Interesting, thanks Jason. I’ve been thinking a lot about how to integrate ofParameter into ofxDatGui lately as it’s the #1 feature people have been asking for.
One of issues though that I see with its design is that it doesn’t look like the payload passed to the an event handler function carries any information about the parameter object itself that dispatched the event.
For example, looking at the guiFromParametersExample
circleResolution.addListener(this, &ofApp::circleResolutionChanged);
void ofApp::circleResolutionChanged(int & circleResolution){
ofSetCircleResolution(circleResolution);
}
The circleResolutionChanged event handler just receives a reference to the integer that the circleResolution parameter wraps. So if I understand the design correctly every ofParameter requires its own unique event handler to listen for when its underlying value has changed?
It seems to me that this could get unwieldy very quickly say if I had a Gui with 20 sliders in it as each slider would require its own unique event handler method to detect when its value had changed?
Or am I totally missing something here?
The way ofxDatGui currently handles variable binding is you create say a slider component by passing in a label (which every component requires) and then a min, max, and optional initial value (which can be a reference to a variable).
float myNumber = 50.0f;
ofxDatGui* gui = new ofxDatGui();
gui->addSlider("slider 1", 0, 100, &myNumber);
// listen for interactions //
gui->onSliderEvent(this, &ofApp::onSliderEvent);
Alternatively you can bind a variable to a component after it’s been constructed.
ofxDatGuiSlider* mySlider = gui->addSlider("slider 1", 0, 100);
mySlider->bind(&myNumber, minValue, maxValue);
The onSliderEvent event handler receives an ofxDatGuiSliderEvent object that contains not only a reference to the underlying float variable but also a pointer to the slider itself that dispatched the event.

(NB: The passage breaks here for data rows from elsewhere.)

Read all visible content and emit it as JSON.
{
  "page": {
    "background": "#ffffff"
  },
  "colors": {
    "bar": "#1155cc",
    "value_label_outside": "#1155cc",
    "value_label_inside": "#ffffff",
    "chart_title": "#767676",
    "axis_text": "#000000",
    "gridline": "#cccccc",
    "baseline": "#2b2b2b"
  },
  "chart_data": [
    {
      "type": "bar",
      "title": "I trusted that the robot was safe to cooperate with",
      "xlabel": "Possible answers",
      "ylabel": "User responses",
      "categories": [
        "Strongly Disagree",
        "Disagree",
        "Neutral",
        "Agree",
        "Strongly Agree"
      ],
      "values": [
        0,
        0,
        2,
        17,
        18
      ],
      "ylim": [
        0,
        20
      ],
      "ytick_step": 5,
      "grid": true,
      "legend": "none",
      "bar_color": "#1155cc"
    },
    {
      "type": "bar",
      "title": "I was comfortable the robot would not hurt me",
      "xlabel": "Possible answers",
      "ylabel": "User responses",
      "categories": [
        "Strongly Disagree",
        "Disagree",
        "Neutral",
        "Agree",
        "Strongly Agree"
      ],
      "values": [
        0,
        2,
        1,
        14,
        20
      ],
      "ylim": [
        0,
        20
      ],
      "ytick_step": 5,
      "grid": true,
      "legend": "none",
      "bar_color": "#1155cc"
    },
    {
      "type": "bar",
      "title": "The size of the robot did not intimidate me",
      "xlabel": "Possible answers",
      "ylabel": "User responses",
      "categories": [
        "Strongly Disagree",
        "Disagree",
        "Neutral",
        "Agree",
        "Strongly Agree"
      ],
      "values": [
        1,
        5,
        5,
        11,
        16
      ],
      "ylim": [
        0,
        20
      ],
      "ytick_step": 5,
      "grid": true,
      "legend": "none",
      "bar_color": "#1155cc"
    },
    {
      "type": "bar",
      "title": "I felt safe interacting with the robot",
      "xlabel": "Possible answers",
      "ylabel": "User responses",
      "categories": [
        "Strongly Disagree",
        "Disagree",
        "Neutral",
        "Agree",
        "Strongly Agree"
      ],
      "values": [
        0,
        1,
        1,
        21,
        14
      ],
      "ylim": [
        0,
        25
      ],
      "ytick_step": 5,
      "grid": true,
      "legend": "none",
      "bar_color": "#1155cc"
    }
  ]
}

The advantage of this is that you only need one slider event handler on your entire gui because you can easily inspect the incoming event object to find out which slider dispatched the event.
void ofApp::onSliderEvent(ofxDatGuiSliderEvent e){
if(e.target == mySlider) // pointer comparison
// or
if(e.target.is("slider 1")) // name comparison
// do something with e.value (current value of the slider)
// do something with e.scale (current position of the value between min & max)
Not having to write an event handler for every variable I want to watch seems like the simpler solution to me but someone please correct me if I’m missing a feature of ofParameter that negates this need.
Regardless I do plan on adding ofParameter support to ofxDatGui soon, likely in a way that is similar to how it works with ofxGui via gui.add
methods to keep it consistent for people.
I just want to make sure I fully understand ofParameter’s design and what folks really like about it so that I can support it in ofxDatGui in the best way possible.